Zipcar's Scott Griffith and Toyota's Frank Miller with a Toyota Prius PHV
With fuel prices going the way they are, and it getting harder and harder to find a parking spot in most congested cities these days, the increasing popularity of car-sharing schemes is hardly surprising. In fact, the industry is getting so popular that individuals and automakers alike are getting in on the act.
Furthermore, just last month we saw Zipcar, one of the biggest car-sharing outfits in the country, manage to raise some $174 million in an IPO.
But is car-sharing the way of the future? And is there really a viable business here?
Ask a representative of the car-rental market and you’ll get the response that car-sharing is still in its very early stages, especially here in the U.S., and also that it’s unclear if it will ever expand beyond its current niche status.
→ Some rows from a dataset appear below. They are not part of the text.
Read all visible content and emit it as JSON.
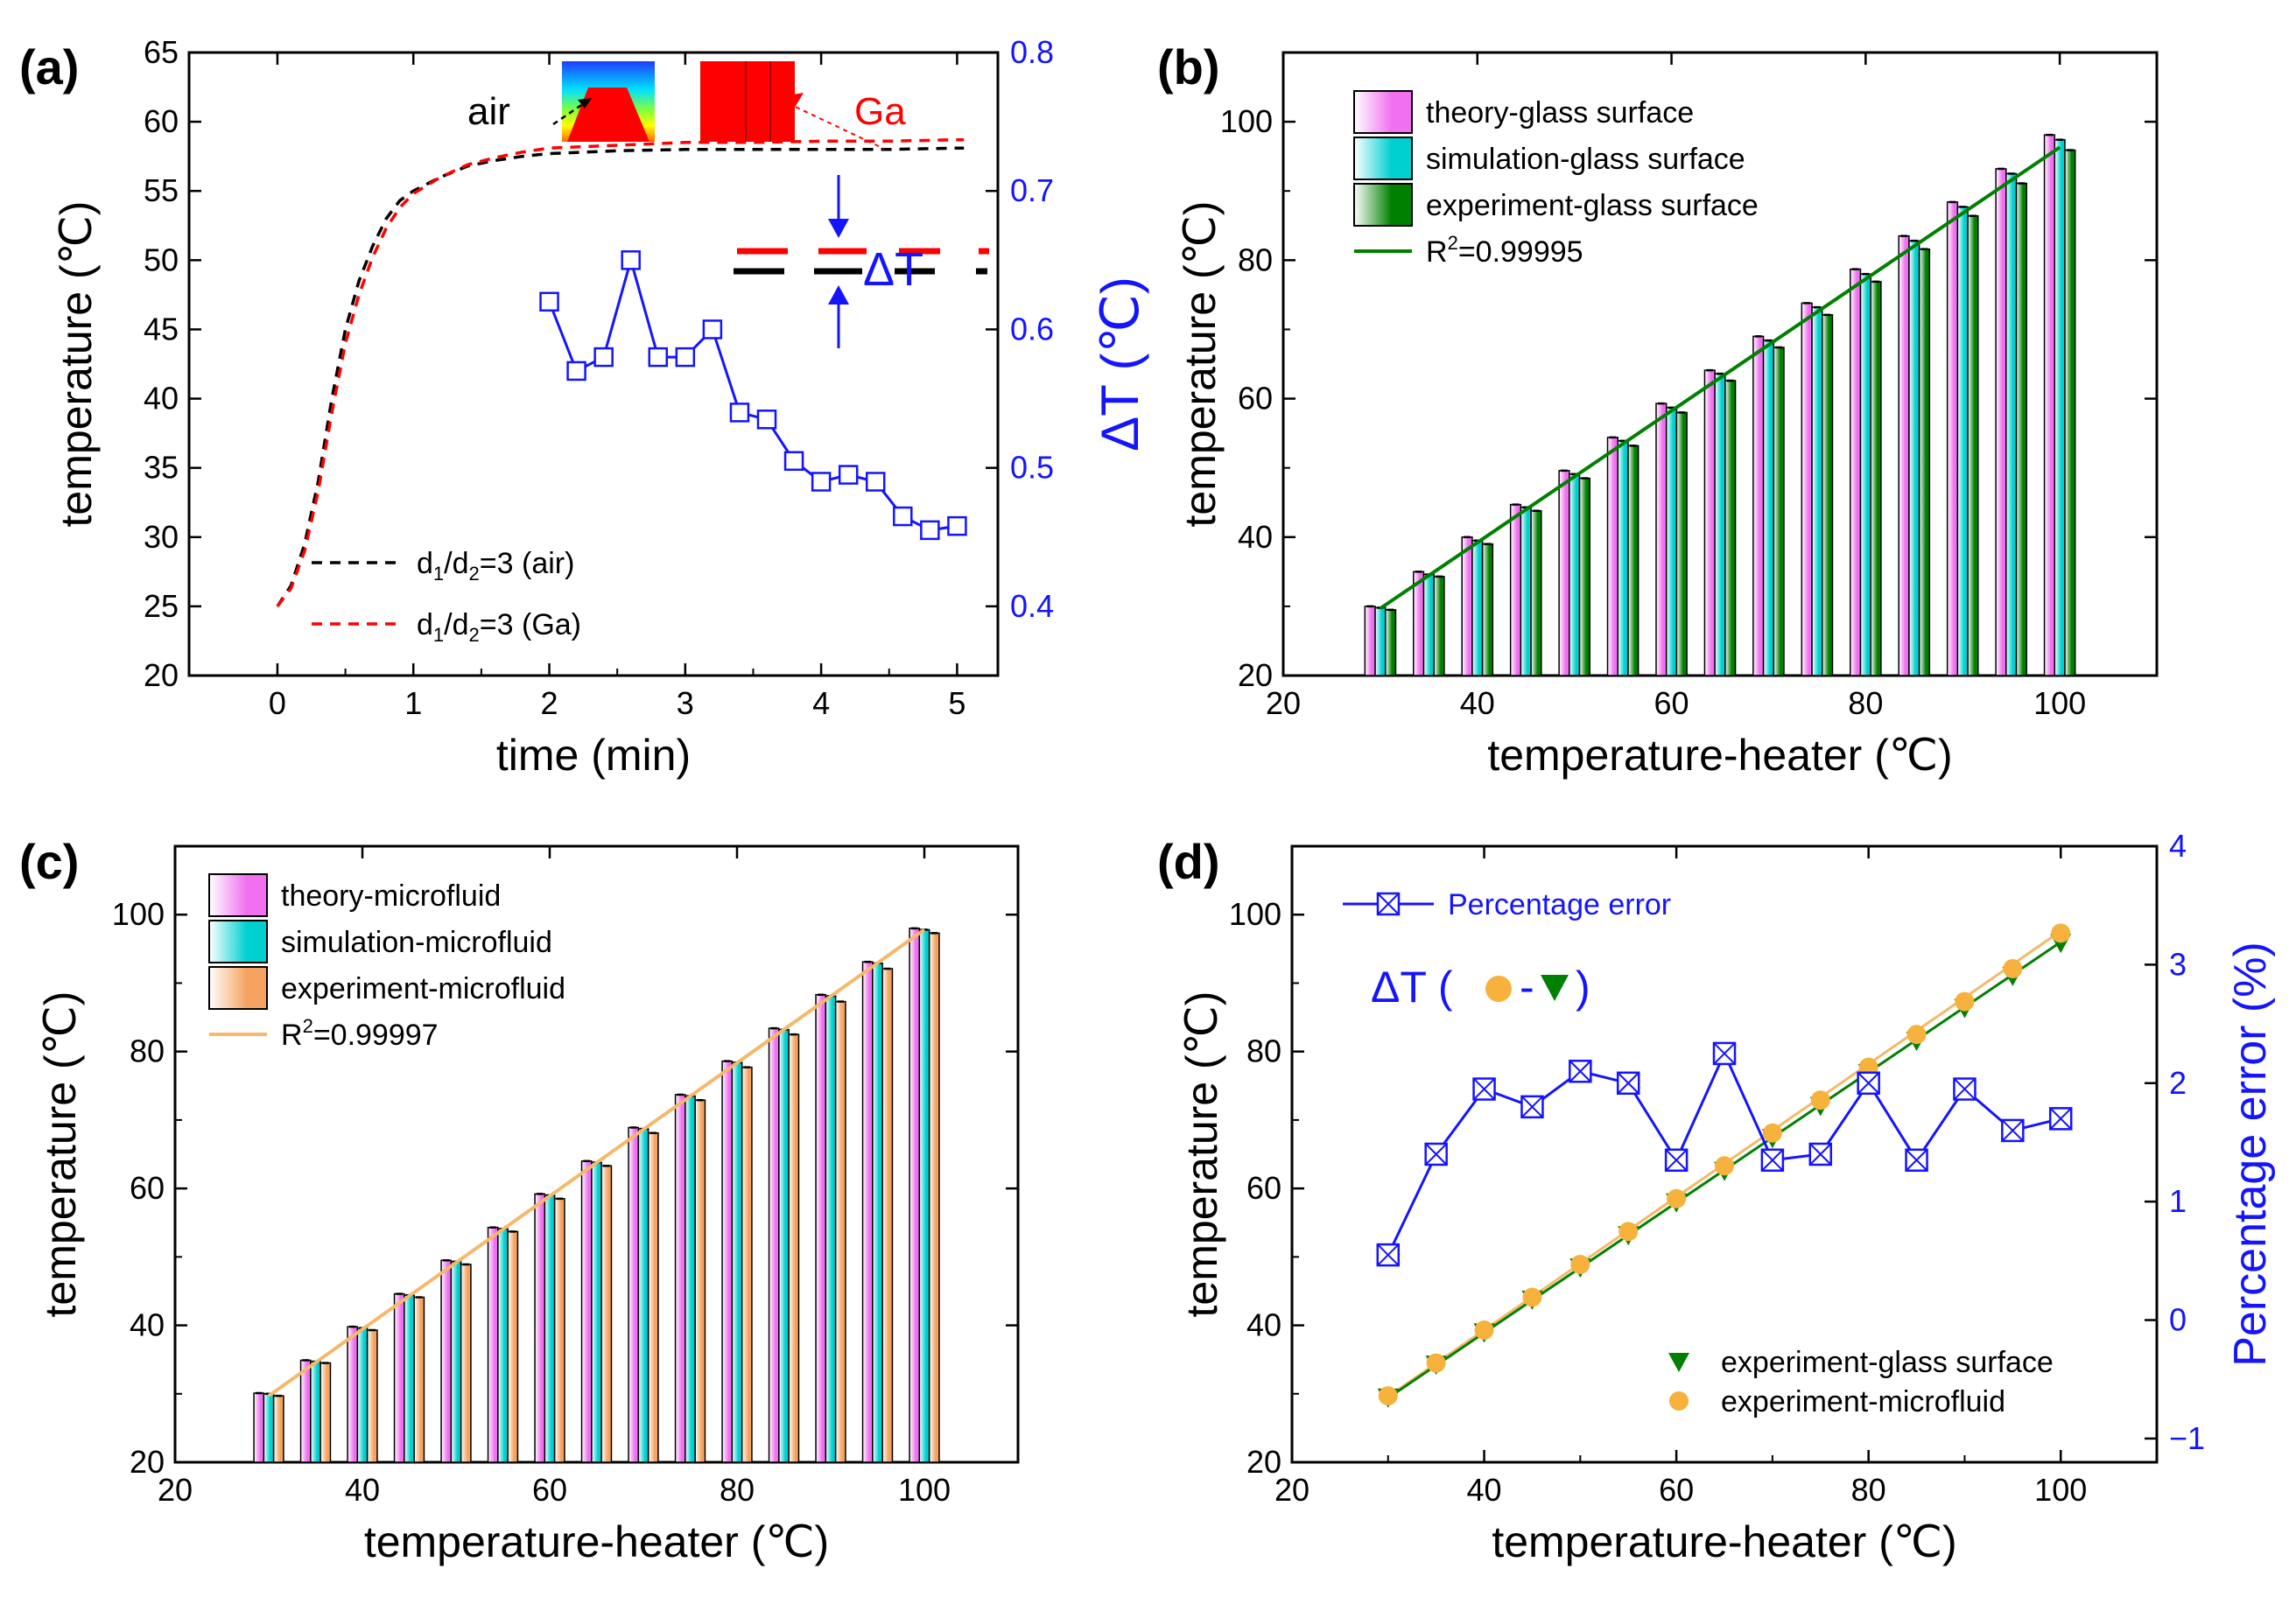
{
  "figure": {
    "colors": {
      "black": "#000000",
      "red": "#ff0000",
      "blue": "#1414ff",
      "green": "#008000",
      "pink": "#f070f0",
      "cyan": "#00d0d0",
      "orange": "#f4a460",
      "ygold": "#f6b23c",
      "lineOrange": "#f6b86a"
    }
  },
  "chart_data": [
    {
      "id": "a",
      "panel_label": "(a)",
      "type": "line",
      "xlabel": "time (min)",
      "ylabel": "temperature (℃)",
      "y2label": "ΔT (℃)",
      "xlim": [
        -0.65,
        5.3
      ],
      "ylim": [
        20,
        65
      ],
      "y2lim": [
        0.35,
        0.8
      ],
      "xticks": [
        "0",
        "1",
        "2",
        "3",
        "4",
        "5"
      ],
      "yticks": [
        "20",
        "25",
        "30",
        "35",
        "40",
        "45",
        "50",
        "55",
        "60",
        "65"
      ],
      "y2ticks": [
        "0.4",
        "0.5",
        "0.6",
        "0.7",
        "0.8"
      ],
      "series": [
        {
          "name": "d1/d2=3 (air)",
          "legend_main": "d",
          "legend_sub1": "1",
          "legend_mid": "/d",
          "legend_sub2": "2",
          "legend_tail": "=3 (air)",
          "style": "dashed",
          "color": "#000000",
          "axis": "left",
          "x": [
            0,
            0.1,
            0.2,
            0.3,
            0.4,
            0.5,
            0.6,
            0.7,
            0.8,
            0.9,
            1.0,
            1.2,
            1.4,
            1.6,
            1.8,
            2.0,
            2.5,
            3.0,
            3.5,
            4.0,
            4.5,
            5.0,
            5.05
          ],
          "y": [
            25,
            26.5,
            29.5,
            34,
            40,
            45,
            48.5,
            51,
            53,
            54.3,
            55,
            56,
            56.8,
            57.2,
            57.5,
            57.7,
            57.9,
            58,
            58,
            58,
            58,
            58.1,
            58.1
          ]
        },
        {
          "name": "d1/d2=3 (Ga)",
          "legend_main": "d",
          "legend_sub1": "1",
          "legend_mid": "/d",
          "legend_sub2": "2",
          "legend_tail": "=3 (Ga)",
          "style": "dashed",
          "color": "#ff0000",
          "axis": "left",
          "x": [
            0,
            0.1,
            0.2,
            0.3,
            0.4,
            0.5,
            0.6,
            0.7,
            0.8,
            0.9,
            1.0,
            1.2,
            1.4,
            1.6,
            1.8,
            2.0,
            2.5,
            3.0,
            3.5,
            4.0,
            4.5,
            5.0,
            5.05
          ],
          "y": [
            25,
            26.3,
            29,
            33.3,
            39,
            44,
            47.5,
            50.2,
            52.3,
            53.8,
            54.8,
            56,
            56.9,
            57.4,
            57.8,
            58.1,
            58.3,
            58.5,
            58.5,
            58.6,
            58.6,
            58.7,
            58.7
          ]
        },
        {
          "name": "ΔT",
          "style": "open-square-markers",
          "color": "#1414ff",
          "axis": "right",
          "x": [
            2.0,
            2.2,
            2.4,
            2.6,
            2.8,
            3.0,
            3.2,
            3.4,
            3.6,
            3.8,
            4.0,
            4.2,
            4.4,
            4.6,
            4.8,
            5.0
          ],
          "y": [
            0.62,
            0.57,
            0.58,
            0.65,
            0.58,
            0.58,
            0.6,
            0.54,
            0.535,
            0.505,
            0.49,
            0.495,
            0.49,
            0.465,
            0.455,
            0.458
          ]
        }
      ],
      "annotations": {
        "air": "air",
        "ga": "Ga",
        "dt": "ΔT"
      }
    },
    {
      "id": "b",
      "panel_label": "(b)",
      "type": "bar",
      "xlabel": "temperature-heater (℃)",
      "ylabel": "temperature (℃)",
      "xlim": [
        20,
        110
      ],
      "ylim": [
        20,
        110
      ],
      "xticks": [
        "20",
        "40",
        "60",
        "80",
        "100"
      ],
      "yticks": [
        "20",
        "40",
        "60",
        "80",
        "100"
      ],
      "categories": [
        30,
        35,
        40,
        45,
        50,
        55,
        60,
        65,
        70,
        75,
        80,
        85,
        90,
        95,
        100
      ],
      "series": [
        {
          "name": "theory-glass surface",
          "color": "#f070f0",
          "values": [
            30.0,
            35.0,
            40.0,
            44.7,
            49.6,
            54.4,
            59.3,
            64.1,
            69.0,
            73.8,
            78.7,
            83.5,
            88.4,
            93.2,
            98.1
          ]
        },
        {
          "name": "simulation-glass surface",
          "color": "#00d0d0",
          "values": [
            29.8,
            34.6,
            39.5,
            44.3,
            49.1,
            53.9,
            58.7,
            63.6,
            68.4,
            73.2,
            78.0,
            82.8,
            87.7,
            92.5,
            97.4
          ]
        },
        {
          "name": "experiment-glass surface",
          "color": "#008000",
          "values": [
            29.5,
            34.3,
            39.0,
            43.8,
            48.5,
            53.2,
            58.0,
            62.6,
            67.4,
            72.1,
            76.9,
            81.6,
            86.4,
            91.1,
            95.9
          ]
        }
      ],
      "fit": {
        "label_main": "R",
        "label_sup": "2",
        "label_tail": "=0.99995",
        "color": "#008000",
        "x": [
          30,
          100
        ],
        "y": [
          29.7,
          96.3
        ]
      }
    },
    {
      "id": "c",
      "panel_label": "(c)",
      "type": "bar",
      "xlabel": "temperature-heater (℃)",
      "ylabel": "temperature (℃)",
      "xlim": [
        20,
        110
      ],
      "ylim": [
        20,
        110
      ],
      "xticks": [
        "20",
        "40",
        "60",
        "80",
        "100"
      ],
      "yticks": [
        "20",
        "40",
        "60",
        "80",
        "100"
      ],
      "categories": [
        30,
        35,
        40,
        45,
        50,
        55,
        60,
        65,
        70,
        75,
        80,
        85,
        90,
        95,
        100
      ],
      "series": [
        {
          "name": "theory-microfluid",
          "color": "#f070f0",
          "values": [
            30.1,
            34.9,
            39.8,
            44.6,
            49.5,
            54.3,
            59.2,
            64.0,
            68.9,
            73.7,
            78.6,
            83.4,
            88.3,
            93.1,
            98.0
          ]
        },
        {
          "name": "simulation-microfluid",
          "color": "#00d0d0",
          "values": [
            30.0,
            34.7,
            39.6,
            44.4,
            49.3,
            54.1,
            59.0,
            63.8,
            68.7,
            73.5,
            78.4,
            83.2,
            88.1,
            92.9,
            97.8
          ]
        },
        {
          "name": "experiment-microfluid",
          "color": "#f4a460",
          "values": [
            29.7,
            34.5,
            39.3,
            44.1,
            48.9,
            53.7,
            58.5,
            63.3,
            68.1,
            72.9,
            77.7,
            82.5,
            87.3,
            92.1,
            97.3
          ]
        }
      ],
      "fit": {
        "label_main": "R",
        "label_sup": "2",
        "label_tail": "=0.99997",
        "color": "#f6b86a",
        "x": [
          30,
          100
        ],
        "y": [
          29.7,
          97.8
        ]
      }
    },
    {
      "id": "d",
      "panel_label": "(d)",
      "type": "scatter",
      "xlabel": "temperature-heater (℃)",
      "ylabel": "temperature (℃)",
      "y2label": "Percentage error (%)",
      "xlim": [
        20,
        110
      ],
      "ylim": [
        20,
        110
      ],
      "y2lim": [
        -1.2,
        4
      ],
      "xticks": [
        "20",
        "40",
        "60",
        "80",
        "100"
      ],
      "yticks": [
        "20",
        "40",
        "60",
        "80",
        "100"
      ],
      "y2ticks": [
        "−1",
        "0",
        "1",
        "2",
        "3",
        "4"
      ],
      "x": [
        30,
        35,
        40,
        45,
        50,
        55,
        60,
        65,
        70,
        75,
        80,
        85,
        90,
        95,
        100
      ],
      "series": [
        {
          "name": "experiment-glass surface",
          "marker": "down-triangle",
          "color": "#008000",
          "axis": "left",
          "values": [
            29.5,
            34.3,
            39.0,
            43.8,
            48.5,
            53.2,
            58.0,
            62.6,
            67.4,
            72.1,
            76.9,
            81.6,
            86.4,
            91.1,
            95.9
          ]
        },
        {
          "name": "experiment-microfluid",
          "marker": "circle",
          "color": "#f6b23c",
          "axis": "left",
          "values": [
            29.7,
            34.5,
            39.3,
            44.1,
            48.9,
            53.7,
            58.5,
            63.3,
            68.1,
            72.9,
            77.7,
            82.5,
            87.3,
            92.1,
            97.3
          ]
        },
        {
          "name": "Percentage error",
          "marker": "crossed-square",
          "color": "#1414ff",
          "axis": "right",
          "values": [
            0.55,
            1.4,
            1.95,
            1.8,
            2.1,
            2.0,
            1.35,
            2.25,
            1.35,
            1.4,
            2.0,
            1.35,
            1.95,
            1.6,
            1.7
          ]
        }
      ],
      "annotations": {
        "dt_prefix": "ΔT (",
        "dt_dash": "-",
        "dt_suffix": ")"
      }
    }
  ]
}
In fact, many in the car rental business see car-sharing as just an extension of what businesses like Hertz and Enterprise are already doing: offering cars as a service to people who want them.
What is clear is that even the biggest car-sharing firms are running at a loss. Zipcar, for example, had revenues of just over $186 million in 2010 but ended the year with a $14 million loss. Furthermore, Zipcar is predicting a loss for 2011 and is unclear whether it will be profitable in 2012.
Another factor impacting on the viability of car-sharing programs is the price of fuel and the propensity of consumers to pay more at the pump--something that can be quite volatile.
Only time will tell but with fuel prices almost certain to rise and stay that way, we’re sure a lot more car-sharing firms will crop up around the country.